Join Date: Dec 2004
Location: Route 66
The Mexican gunpowder dilemma
In the current thread on the Jaivana cannon in India, it has been a fascinating discussion with Philip, Wayne and Fernando, and has been most informational. Along the way, my interest in the important battle at the Alamo in March, 1836 has been rekindled, and a key topic which is often given only cursory note in most references pertains to the miserable quality of Mexican gunpowder.
I did not wish to burden the flow of discussion on the huge cannons being discussed on the other thread, so wanted to learn more on the effects of gunpowder quality here, and how in many ways, the outcome of warfare can depend on it.
It seems that at the Alamo, the well known versions of this famous thirteen day siege were not entirely as typically portrayed, and new research has revealed that faulty powder was indeed the culprit in many aspects.
Originally James Bowie had orders from Sam Houston to go to the Alamo, remove the 24 guns remaining there after General Cos of the Mexican army had surrendered Bexar (San Antonio) and the mission in December.
Apparently when he and his surrendered forces were allowed to leave, they were allowed their muskets, and one cannon for defense as they marched to Mexico. He was forced to leave the remainder of cannon as well as the stores of powder.
He shrewdly took the best measures of powder, leaving the already poor grade in store.
Col. Neill and Bowie in late February however decided with the notable strength of cannon there, it would be a well defended place to make a stand.
However, what they did not consider was the lack of ammunition and the deplorable powder in store.
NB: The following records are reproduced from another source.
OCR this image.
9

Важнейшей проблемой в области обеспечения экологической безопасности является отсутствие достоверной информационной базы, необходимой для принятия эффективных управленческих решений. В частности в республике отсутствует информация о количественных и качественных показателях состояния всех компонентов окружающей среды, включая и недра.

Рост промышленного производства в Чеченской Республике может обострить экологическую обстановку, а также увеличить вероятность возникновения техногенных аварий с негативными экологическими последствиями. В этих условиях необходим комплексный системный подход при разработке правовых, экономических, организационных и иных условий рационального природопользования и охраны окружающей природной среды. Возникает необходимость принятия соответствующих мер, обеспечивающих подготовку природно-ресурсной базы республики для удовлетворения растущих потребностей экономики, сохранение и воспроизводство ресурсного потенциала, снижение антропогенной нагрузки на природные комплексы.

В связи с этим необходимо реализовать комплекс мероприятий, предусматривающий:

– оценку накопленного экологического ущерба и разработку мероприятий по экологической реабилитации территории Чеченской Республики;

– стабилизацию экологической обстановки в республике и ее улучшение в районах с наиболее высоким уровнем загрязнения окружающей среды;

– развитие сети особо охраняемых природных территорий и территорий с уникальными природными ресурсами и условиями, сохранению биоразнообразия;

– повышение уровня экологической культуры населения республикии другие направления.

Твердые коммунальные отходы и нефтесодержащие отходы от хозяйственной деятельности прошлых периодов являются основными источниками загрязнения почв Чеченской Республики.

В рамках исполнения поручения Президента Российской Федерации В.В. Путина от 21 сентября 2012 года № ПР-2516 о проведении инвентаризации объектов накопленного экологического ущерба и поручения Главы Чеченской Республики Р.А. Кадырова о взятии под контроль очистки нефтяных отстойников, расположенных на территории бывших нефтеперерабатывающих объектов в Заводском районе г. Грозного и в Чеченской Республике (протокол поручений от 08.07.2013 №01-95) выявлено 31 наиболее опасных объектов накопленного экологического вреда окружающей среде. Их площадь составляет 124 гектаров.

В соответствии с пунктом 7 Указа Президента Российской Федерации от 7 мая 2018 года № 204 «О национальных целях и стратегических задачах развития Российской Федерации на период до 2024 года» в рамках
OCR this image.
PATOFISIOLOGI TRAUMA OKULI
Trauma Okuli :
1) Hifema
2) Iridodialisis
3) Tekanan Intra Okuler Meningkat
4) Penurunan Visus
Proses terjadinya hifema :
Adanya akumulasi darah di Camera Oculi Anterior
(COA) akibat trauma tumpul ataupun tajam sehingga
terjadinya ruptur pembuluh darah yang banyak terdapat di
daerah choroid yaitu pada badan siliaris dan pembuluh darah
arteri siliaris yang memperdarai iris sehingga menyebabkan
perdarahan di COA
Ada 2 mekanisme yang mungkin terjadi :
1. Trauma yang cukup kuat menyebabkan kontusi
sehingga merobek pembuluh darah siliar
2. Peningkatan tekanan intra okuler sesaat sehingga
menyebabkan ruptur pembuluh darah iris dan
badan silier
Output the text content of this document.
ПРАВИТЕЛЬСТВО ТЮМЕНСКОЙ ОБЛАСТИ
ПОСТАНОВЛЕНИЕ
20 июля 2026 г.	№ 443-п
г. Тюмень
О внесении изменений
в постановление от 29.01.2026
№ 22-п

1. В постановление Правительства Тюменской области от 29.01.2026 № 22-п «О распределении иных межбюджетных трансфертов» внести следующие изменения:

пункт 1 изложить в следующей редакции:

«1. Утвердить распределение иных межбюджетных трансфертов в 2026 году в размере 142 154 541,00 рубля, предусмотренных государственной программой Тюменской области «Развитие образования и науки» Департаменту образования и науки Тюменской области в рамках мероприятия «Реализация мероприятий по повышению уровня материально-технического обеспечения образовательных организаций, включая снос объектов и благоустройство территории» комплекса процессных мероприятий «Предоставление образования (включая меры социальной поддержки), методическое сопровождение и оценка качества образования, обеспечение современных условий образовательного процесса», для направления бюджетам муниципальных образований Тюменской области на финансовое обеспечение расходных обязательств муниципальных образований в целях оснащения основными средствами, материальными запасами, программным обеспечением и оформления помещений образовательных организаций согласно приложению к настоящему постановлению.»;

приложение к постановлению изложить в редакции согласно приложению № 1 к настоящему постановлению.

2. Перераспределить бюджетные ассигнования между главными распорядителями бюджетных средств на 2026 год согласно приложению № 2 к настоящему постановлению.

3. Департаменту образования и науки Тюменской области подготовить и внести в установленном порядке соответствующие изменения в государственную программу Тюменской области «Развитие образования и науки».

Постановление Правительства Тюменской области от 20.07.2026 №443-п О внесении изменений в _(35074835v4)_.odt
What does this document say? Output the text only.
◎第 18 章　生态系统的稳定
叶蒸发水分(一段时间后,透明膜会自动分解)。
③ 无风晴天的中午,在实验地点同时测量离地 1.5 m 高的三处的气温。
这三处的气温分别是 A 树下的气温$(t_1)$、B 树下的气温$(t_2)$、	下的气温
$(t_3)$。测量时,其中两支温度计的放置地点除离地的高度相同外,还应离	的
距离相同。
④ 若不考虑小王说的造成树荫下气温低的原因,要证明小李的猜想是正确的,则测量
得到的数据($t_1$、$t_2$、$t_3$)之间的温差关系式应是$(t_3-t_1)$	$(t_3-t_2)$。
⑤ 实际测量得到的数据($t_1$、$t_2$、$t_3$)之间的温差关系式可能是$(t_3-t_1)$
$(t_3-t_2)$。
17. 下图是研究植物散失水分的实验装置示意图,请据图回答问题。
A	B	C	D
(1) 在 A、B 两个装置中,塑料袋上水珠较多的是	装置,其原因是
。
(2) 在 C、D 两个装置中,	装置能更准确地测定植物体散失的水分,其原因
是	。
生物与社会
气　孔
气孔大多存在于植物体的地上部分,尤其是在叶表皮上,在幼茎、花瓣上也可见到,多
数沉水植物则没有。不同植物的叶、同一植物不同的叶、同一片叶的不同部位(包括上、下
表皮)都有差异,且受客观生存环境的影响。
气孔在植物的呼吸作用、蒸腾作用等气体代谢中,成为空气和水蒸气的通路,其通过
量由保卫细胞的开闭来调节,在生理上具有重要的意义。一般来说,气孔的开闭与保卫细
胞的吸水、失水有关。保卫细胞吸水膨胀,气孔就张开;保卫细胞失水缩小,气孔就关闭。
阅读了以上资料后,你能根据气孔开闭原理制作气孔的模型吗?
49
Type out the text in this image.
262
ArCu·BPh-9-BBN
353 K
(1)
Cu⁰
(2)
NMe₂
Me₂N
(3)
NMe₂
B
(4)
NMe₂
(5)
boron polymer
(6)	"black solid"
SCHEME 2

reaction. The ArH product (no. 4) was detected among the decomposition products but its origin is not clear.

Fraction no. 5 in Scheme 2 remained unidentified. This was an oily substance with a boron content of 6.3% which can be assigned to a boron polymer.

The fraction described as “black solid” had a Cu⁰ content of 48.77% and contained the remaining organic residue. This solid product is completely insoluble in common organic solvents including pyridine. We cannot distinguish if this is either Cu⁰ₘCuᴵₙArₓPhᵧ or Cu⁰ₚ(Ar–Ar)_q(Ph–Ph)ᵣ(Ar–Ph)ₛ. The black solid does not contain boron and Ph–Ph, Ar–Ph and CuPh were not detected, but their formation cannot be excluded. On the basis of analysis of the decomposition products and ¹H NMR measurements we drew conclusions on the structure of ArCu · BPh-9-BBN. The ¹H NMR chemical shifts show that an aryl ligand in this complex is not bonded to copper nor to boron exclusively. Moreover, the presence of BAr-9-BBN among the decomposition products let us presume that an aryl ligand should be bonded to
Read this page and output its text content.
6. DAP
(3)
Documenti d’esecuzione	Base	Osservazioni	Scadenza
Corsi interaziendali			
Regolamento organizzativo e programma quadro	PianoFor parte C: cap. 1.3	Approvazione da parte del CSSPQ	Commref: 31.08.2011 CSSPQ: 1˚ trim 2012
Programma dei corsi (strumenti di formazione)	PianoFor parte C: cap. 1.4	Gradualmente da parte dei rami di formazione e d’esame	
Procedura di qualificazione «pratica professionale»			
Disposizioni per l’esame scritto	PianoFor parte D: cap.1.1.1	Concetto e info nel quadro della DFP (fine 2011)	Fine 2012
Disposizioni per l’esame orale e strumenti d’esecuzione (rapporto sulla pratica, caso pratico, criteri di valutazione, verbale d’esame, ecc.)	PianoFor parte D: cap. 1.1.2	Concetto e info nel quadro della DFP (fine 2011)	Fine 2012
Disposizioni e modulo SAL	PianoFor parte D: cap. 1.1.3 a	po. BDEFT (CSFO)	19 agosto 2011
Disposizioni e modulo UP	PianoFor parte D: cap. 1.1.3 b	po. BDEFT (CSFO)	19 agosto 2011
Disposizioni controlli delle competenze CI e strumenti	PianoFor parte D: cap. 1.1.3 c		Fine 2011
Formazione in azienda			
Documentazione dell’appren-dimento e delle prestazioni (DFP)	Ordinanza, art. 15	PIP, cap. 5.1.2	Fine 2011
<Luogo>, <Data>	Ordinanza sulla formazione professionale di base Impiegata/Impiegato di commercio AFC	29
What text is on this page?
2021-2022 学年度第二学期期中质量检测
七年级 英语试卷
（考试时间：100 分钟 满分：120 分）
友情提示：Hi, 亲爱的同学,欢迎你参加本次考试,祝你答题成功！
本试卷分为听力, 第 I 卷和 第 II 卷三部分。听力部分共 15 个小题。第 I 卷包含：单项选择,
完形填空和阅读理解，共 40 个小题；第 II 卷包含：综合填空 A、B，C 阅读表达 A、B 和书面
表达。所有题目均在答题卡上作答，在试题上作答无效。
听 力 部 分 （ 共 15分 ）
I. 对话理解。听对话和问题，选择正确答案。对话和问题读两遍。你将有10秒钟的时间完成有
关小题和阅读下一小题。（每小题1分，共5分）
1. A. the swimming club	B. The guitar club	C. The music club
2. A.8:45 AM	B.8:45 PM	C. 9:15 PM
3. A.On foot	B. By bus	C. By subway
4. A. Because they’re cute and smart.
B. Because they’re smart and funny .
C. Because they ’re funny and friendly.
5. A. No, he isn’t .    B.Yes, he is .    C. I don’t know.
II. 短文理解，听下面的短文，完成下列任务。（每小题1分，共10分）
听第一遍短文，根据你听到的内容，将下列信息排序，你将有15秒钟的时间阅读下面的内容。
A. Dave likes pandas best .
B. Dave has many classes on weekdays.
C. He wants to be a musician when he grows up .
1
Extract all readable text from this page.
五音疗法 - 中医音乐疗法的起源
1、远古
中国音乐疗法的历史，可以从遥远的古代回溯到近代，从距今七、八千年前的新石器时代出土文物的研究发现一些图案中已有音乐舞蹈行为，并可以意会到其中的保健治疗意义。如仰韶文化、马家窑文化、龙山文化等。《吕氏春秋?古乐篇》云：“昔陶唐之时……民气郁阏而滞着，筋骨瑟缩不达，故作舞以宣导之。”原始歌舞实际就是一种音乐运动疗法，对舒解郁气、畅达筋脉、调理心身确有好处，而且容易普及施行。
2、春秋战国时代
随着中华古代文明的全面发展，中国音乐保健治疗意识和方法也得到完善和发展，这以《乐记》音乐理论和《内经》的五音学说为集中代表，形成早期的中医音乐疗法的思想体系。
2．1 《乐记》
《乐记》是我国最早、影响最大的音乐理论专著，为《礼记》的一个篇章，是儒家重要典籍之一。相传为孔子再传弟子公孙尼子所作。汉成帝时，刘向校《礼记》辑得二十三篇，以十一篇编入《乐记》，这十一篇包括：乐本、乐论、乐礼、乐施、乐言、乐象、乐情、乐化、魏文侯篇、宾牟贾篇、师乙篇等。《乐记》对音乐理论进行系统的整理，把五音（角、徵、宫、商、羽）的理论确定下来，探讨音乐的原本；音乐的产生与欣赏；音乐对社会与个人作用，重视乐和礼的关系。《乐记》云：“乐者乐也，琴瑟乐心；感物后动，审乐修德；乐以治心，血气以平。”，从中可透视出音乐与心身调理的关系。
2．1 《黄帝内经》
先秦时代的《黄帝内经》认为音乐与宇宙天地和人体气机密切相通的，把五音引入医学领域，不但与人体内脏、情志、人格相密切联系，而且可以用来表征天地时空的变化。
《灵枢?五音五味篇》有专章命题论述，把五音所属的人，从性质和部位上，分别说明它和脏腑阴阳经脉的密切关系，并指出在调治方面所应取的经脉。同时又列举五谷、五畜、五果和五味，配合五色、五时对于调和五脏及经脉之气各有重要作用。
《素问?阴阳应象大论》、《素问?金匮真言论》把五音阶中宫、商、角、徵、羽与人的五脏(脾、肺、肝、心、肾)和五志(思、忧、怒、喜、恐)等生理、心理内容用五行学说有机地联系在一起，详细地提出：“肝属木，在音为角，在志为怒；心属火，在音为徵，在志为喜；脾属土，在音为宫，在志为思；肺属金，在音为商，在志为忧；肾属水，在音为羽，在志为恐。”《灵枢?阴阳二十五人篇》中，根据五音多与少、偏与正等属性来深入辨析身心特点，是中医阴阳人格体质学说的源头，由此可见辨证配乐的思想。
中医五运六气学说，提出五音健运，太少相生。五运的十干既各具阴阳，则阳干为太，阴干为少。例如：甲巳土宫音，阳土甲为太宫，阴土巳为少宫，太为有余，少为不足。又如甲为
In the bombardment of the Alamo at the outset of the siege, the antiquated and relatively light field cannon with inadequately charged shots which apparently did virtually no damage nor caused a single injury to the defenders.
In the ultimate and final attack by the Mexican forces, it was in the early AM in cold and darkness, and the defenders, exhausted by the constant thuds of artillery, were mostly asleep except a few pickets.
With the Mexican troops, the same poor powder dilemma affecting the artillery plagued the infantry, and the largely conscripted soldiers had barely handled muskets. The poor powder required extra charge for force, and the men, unable to hold at shoulder level due to flash and heat from explosion held the guns low and fired from the hip.
The disastrous result was these inexperienced men in a chaotic attack in complete cold and darkness firing almost wildly, but horrifically bringing down their own men ahead with the low firing.
The defenders asleep inside were caught with unloaded guns, as the damp Texas weather in March would have been fouled if not freshly loaded. They had some measure of good Dupont powder, but largely the supply was the horrible Mexican powder.
One survivor, Mrs. Dickinson, claimed the Mexican powder was 'damaged'.
While this sounds like a circumstantial case with poor batches of powder with the Mexican forces, it seems that in 1846, with the Mexican American war, the Mexican powder situation had not improved.
At the Battle of Palo Alto, May 8, 1846, it was noted that Mexican artillery barrages often sent cannonballs bouncing 'lazily' across the battlefield.
Another reference regarding another battle in the 1830s Texas Revolution claims that in that entire day of battle, not one cannonball in a thousand reached the enemy, most fell about half way.
My question is,
Why, in this period of time, with all the attention given to 'Napoleonic uniforms' etc. and the acquisition of all manner of artillery and arms, was there apparently no attention to adequate gunpowder?
The British, who sold the Mexicans tens of thousands of muskets (despite being deemed obsolete) had access to much of the world saltpeter supply from India. Would that not be considered part and parcel to the acquisition of firearms?
The Mexicans had considerable pieces of French artillery, again, France had developed notable saltpeter production.
Mexico itself had notable natural saltpeter resources, near Mexico City as well as others. There were sources for sulfur and of course charcoal.
Yet Mexico continued to produce the absolute worst gunpowder on record, with seemingly no effort for resolution. Why?
It was said the powder was nothing more than charcoal (derisively)..so was it they were inept at the proper concentrations of components? or that they were 'cutting it' with more charcoal due to 'spreading the volume' more?